Occasionally, over these last months, when I decided I was cooking something special, I had ordered a prime cut from the neighborhood butcher shop, say, or seasonal morel mushrooms from a specialty store, we would open a bottle of wine, giddy at the chance to enjoy a fancy meal. And then I’d realize I was still missing everything about what once made me love food: the people who create it and the sobremesa — the limitless chat after desserts, the reluctance to leave the table, the delight in shared experience.

I’ve recently started to venture outside at times of the day when we know there aren’t many people on the street. That’s how, one night, we found ourselves on Los Juanes’ corner. “Take away only,” a small sign read. “Hand sanitizer use is mandatory,” read a smaller one next to it.

Tacos Los Juanes used to be crowded and vibrant every night from 7 p.m. to 4 a.m. or so. The clientele was always a curious mix: office workers, gymgoers, tourists, party makers.

But now when we walked by, it had only a couple of patrons, masked and silently waiting.

“Why don’t you ask for their phone number?” my wife said. A few days later I called and ordered tacos al pastor and flank steak with cheese in a flour tortilla.

When the food arrived, the smell felt so weird and satisfying. I hadn’t had those tacos in a year, and there they were, sitting on my countertop, street tacos — and their salsas — delivered right to my pandemic kitchen.

We ate them eagerly. They were delicious, of course. A flavorful remembrance of times past. But at the same time, they were a painful reminder of the world we don’t live in anymore. A world where you could stop by a taco stand late at night to have four tacos al pastor, adding salsas to your disposable plate, surrounded by strangers without thinking about getting a deadly disease. A world where you could eat dinner and have a bottle of wine — or two or three — in a restaurant sitting at a table full of friends instead of in front of a computer screen, wearing pajama pants.

That’s when it hit me. Los Juanes’ tacos were great, but great tacos, like a great steak with morels and pasta al limone, lack flavor if they are not the side dish of a great chat or a moment shared with family and friends.
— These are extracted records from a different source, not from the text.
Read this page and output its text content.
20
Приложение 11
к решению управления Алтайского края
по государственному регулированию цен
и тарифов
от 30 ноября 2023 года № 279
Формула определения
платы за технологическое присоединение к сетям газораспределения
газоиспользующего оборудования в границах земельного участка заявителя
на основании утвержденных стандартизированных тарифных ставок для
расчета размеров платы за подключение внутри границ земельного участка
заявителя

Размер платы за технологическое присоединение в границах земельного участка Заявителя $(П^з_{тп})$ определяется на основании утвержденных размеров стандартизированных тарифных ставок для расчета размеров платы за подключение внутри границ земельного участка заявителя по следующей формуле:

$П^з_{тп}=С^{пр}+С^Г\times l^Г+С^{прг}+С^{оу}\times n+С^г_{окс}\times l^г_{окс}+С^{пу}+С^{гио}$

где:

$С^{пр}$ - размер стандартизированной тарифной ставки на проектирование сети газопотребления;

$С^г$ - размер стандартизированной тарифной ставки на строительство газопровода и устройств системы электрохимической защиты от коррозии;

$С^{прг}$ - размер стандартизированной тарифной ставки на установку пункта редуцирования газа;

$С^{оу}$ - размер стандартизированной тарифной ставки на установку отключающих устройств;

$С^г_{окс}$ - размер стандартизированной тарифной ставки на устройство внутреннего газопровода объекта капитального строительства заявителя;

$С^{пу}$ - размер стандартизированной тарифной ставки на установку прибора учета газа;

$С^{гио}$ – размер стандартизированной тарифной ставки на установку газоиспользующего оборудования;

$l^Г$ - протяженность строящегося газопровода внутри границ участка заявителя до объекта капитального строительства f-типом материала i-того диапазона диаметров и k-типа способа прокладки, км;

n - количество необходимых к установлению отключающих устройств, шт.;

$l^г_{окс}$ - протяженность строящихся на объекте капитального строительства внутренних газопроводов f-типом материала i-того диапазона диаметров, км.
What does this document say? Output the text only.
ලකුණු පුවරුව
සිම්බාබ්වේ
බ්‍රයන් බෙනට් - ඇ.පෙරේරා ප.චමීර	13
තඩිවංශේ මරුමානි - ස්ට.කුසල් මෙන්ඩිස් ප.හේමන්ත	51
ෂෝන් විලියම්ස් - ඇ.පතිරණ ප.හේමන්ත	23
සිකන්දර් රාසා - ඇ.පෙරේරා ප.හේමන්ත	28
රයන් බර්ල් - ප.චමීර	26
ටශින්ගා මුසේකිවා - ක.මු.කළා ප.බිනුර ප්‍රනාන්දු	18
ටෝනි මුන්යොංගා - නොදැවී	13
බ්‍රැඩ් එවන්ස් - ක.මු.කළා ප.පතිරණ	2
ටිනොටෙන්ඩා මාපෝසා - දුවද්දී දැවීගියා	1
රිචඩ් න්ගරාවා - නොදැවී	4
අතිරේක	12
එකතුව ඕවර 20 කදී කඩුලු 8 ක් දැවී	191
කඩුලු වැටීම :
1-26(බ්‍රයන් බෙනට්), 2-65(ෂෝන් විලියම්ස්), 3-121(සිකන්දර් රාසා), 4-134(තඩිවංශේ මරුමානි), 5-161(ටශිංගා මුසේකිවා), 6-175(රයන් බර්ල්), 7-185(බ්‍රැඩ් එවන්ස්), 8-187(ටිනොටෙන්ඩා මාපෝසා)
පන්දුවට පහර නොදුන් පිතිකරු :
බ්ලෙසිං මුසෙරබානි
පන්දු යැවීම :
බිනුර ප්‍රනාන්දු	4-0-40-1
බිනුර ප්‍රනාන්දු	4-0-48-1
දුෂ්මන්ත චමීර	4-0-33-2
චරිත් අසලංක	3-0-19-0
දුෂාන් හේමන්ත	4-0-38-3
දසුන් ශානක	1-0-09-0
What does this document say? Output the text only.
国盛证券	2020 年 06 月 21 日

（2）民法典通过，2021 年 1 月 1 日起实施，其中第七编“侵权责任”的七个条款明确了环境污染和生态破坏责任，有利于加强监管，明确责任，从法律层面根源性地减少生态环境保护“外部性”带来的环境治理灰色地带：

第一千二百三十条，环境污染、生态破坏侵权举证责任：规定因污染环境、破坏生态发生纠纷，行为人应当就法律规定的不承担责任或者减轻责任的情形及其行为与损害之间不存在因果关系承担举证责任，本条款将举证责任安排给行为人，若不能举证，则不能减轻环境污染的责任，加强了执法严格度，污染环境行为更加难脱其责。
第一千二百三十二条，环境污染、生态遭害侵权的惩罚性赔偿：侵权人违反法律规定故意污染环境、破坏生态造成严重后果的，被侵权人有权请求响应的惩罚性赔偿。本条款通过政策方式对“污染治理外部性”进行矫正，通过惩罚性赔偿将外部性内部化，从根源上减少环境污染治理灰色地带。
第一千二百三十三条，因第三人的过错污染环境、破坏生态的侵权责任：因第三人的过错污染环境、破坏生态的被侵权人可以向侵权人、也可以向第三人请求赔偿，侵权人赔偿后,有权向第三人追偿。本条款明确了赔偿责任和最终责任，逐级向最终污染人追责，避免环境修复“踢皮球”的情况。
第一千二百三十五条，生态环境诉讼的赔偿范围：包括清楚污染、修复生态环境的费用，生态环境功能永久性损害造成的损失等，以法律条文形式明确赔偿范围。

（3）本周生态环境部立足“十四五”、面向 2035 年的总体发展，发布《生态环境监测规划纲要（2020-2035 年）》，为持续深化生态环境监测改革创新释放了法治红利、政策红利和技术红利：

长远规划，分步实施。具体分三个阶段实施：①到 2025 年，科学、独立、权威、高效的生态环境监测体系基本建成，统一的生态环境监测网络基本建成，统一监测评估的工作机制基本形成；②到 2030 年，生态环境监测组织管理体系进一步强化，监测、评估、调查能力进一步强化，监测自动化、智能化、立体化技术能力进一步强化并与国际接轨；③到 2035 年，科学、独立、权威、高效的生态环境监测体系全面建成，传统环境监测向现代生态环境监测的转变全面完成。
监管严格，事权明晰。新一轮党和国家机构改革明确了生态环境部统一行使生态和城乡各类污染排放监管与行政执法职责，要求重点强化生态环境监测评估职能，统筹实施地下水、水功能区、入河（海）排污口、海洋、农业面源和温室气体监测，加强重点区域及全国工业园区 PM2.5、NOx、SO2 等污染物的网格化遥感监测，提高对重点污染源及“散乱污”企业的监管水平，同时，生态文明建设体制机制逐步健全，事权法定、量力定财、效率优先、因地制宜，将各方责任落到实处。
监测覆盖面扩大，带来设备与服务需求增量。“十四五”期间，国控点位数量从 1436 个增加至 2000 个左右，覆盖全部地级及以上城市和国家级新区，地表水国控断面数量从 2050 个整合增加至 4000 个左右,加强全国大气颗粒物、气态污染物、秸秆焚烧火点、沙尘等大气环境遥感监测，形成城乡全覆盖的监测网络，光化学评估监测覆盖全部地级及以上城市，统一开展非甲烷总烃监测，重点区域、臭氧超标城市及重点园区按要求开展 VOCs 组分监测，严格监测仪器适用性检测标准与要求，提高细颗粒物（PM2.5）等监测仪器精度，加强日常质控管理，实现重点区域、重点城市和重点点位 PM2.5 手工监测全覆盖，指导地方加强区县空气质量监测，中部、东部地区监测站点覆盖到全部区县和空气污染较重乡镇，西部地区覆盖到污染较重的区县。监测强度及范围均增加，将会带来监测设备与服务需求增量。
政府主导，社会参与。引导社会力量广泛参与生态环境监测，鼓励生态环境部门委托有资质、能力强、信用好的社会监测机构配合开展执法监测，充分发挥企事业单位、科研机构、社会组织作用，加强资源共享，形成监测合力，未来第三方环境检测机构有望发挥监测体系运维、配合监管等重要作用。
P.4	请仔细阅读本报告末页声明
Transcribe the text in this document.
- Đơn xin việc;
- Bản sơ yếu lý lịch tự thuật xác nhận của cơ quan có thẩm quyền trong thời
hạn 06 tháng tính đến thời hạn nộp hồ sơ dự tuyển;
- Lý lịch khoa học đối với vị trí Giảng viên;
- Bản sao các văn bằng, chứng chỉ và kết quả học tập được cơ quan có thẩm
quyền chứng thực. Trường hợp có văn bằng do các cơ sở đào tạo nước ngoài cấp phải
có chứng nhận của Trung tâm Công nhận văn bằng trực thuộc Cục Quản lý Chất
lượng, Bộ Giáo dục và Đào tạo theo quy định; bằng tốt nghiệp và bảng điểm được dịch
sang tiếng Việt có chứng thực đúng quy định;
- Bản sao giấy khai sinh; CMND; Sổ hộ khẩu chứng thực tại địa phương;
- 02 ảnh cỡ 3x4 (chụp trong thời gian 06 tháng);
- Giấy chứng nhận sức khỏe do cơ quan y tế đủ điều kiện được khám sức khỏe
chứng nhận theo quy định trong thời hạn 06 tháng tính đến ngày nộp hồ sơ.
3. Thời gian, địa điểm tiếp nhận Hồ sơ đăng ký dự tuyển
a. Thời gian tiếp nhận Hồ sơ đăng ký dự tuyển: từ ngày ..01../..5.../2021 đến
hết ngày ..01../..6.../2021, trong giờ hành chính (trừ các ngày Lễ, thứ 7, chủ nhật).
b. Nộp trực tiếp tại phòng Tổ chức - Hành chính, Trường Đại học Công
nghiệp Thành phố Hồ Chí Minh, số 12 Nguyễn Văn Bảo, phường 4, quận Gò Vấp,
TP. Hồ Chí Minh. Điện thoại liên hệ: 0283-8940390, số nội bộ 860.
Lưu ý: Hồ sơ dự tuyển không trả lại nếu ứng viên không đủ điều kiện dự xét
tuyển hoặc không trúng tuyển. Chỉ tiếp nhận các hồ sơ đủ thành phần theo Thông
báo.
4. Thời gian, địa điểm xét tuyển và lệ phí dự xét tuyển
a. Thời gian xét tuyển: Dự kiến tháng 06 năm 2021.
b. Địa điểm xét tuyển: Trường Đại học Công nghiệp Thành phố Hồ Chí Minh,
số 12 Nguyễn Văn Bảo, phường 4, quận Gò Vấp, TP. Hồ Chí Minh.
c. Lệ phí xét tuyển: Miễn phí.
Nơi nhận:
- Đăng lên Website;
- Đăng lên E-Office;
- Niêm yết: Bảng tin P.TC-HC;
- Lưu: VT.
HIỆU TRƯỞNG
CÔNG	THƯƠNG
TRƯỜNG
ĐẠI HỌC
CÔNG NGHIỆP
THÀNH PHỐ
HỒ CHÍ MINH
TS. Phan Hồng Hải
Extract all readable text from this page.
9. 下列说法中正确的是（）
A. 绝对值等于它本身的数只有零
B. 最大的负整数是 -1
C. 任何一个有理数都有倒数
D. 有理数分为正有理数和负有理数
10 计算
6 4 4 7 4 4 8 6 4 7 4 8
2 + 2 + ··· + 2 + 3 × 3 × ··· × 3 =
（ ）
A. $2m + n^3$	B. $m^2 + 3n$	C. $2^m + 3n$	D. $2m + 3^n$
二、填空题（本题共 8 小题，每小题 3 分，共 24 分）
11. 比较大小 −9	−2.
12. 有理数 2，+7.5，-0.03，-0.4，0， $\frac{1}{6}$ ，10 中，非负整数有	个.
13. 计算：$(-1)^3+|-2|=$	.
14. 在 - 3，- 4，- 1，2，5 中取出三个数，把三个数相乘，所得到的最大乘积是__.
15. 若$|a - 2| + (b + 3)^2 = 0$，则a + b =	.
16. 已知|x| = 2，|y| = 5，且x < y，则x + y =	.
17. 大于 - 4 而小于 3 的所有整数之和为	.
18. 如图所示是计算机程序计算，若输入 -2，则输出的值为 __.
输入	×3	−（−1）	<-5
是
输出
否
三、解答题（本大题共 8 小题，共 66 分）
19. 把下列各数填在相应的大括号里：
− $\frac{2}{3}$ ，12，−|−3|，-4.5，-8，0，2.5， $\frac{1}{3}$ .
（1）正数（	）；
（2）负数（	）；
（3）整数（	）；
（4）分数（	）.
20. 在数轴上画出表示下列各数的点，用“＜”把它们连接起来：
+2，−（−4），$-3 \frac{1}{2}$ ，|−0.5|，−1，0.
The other day my wife and I ran into a chef friend we hadn’t seen in a year, in front of his popular seafood restaurant. He knew I was sick before the pandemic, that my quarantine had been longer than most. He’d had Covid twice — or that’s what he said.

He tried to hug me. It felt deeply painful to reject him. “Not yet, carnal,” I said. Then he asked when I had last eaten at a restaurant. My wife and I looked at each other. “March,” I said timidly. He couldn’t believe it. “Let’s do this,” he said. “I will close the private room for both of you tomorrow.” I told him I’d think about it.

Back at home, we decided it still was not safe enough to accept our friend’s offer. But the decision to turn him down — reluctantly — was about more than that.

Our next time in a restaurant won’t be isolated in a back room worrying about getting infected. Our first time in a restaurant will be sharing and laughing and drinking with a big group of friends, when my illness — and the pandemic — will be nothing but a distant memory. We’re not there yet. But I can hardly wait.

Diego Salazar is a journalist and the author of “No hemos entendido nada,” which examines the effects of search algorithms on journalism.